Mit Beginn des neuen Jahrtausends erreichte die Marke schließlich eine neue Dimension, indem sie sogar einen eigenen Athleten-Kader aufbaute, zu denen noch heute bekannte Größen wie die Kletterer Roger Schäli, David Hefti oder Simon Gietl gehören. Eine neue Ära in der Firmengeschichte läutete jedoch die Eröffnung des neuen Headquarters in Bozen ein, die schließlich im Mai 2014 in einem komplett überarbeiteten Markenauftritt gipfelte. Ebenso wie das futuristische Gebäude soll nun auch der für 2015 geplante weltweite Relaunch des gesamten Produktportfolios dazu dienen, die essenziellen Markenwerte des mittlerweile in Südtirol ansässigen Unternehmens unter dem Motto „Get Vertical“ nach außen zu tragen. Eine ambitionierte Frischzellenkur, in deren Rahmen sogar das traditionsreiche Logo überarbeitet und auf Basis des bisherigen Adlers ein futuristisch anmutendes Symbol geschaffen wurde. Ob auch den Produkten der Sprung in ein neues Zeitalter gelingt, bleibt abzuwarten. Denn das zukunftsweisende Design erntete bei der eigenen Zielgruppe nicht nur positives Feedback – aber was will man auch anderes erwarten, wenn sich eine Marke (fast) komplett neu erfindet.

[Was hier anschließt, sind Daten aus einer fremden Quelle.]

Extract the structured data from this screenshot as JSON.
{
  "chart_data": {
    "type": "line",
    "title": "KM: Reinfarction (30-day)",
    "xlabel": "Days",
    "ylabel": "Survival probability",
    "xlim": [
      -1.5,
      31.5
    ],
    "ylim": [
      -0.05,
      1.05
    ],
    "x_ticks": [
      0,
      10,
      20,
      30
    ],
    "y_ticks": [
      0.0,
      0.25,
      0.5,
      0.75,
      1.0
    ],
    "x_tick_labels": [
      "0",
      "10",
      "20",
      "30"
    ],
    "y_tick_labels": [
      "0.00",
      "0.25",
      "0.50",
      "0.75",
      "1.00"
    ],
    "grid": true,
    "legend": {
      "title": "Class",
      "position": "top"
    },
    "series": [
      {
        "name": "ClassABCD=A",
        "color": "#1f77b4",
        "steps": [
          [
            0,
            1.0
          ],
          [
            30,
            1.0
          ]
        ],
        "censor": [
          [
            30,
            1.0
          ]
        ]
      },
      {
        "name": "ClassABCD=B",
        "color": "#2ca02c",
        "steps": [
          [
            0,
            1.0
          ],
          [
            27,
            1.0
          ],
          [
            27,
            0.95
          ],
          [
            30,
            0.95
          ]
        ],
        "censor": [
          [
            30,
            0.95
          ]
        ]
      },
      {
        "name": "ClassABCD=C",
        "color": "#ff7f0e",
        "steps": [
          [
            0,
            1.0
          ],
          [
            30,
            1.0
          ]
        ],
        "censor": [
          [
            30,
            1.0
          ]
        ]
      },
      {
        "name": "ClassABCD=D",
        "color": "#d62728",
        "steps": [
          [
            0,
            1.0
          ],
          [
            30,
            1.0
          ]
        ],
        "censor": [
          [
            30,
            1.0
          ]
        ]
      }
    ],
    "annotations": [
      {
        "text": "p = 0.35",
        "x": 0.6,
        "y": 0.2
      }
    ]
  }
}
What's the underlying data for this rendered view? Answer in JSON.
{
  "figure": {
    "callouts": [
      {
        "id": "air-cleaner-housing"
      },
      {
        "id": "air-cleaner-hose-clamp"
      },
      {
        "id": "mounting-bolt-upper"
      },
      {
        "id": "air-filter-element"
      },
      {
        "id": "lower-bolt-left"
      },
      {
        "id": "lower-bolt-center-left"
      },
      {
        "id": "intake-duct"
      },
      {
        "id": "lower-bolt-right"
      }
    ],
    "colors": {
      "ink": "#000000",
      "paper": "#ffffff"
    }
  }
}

Hermann Huber – mit (fast) 85 Jahren noch kein bisschen müde

Hermann Huber jedenfalls hat längst seinen Frieden mit der Entwicklung von SALEWA gefunden und zeigt sich sogar mehr als begeistert über den modernen Look der traditionsreichen Bergsportmarke. Manches würde er vielleicht anders machen, aber im großen Ganzen zeigt er sich zufrieden mit dem Ergebnis. Auch wenn er sich inzwischen vollständig aus dem Tagesgeschäft zurückgezogen hat, kann er es einfach nicht lassen, neue Technologien auf Herz und Nieren zu prüfen. Sofern es die Knochen noch zulassen, legt er sogar selbst noch Hand an und kraxelt im Buchenhainer Klettergarten ein paar einfache Routen. Wie auch immer die Zukunft von SALEWA aussehen mag, zumindest in einem Punkt ist sich dessen Gründervater absolut sicher: „Eine Marke kann nur dann überleben, wenn sie sich immer wieder neu erfindet“. Auch wenn bei diesen Worten ein wenig Wehmut mitschwingt, so zeigt sich Hermann Huber doch überzeugt davon, dass die Traditionsmarke auch in den nächsten 80 Jahren mehr als nur eine feste Größe im Bergsport bleiben wird.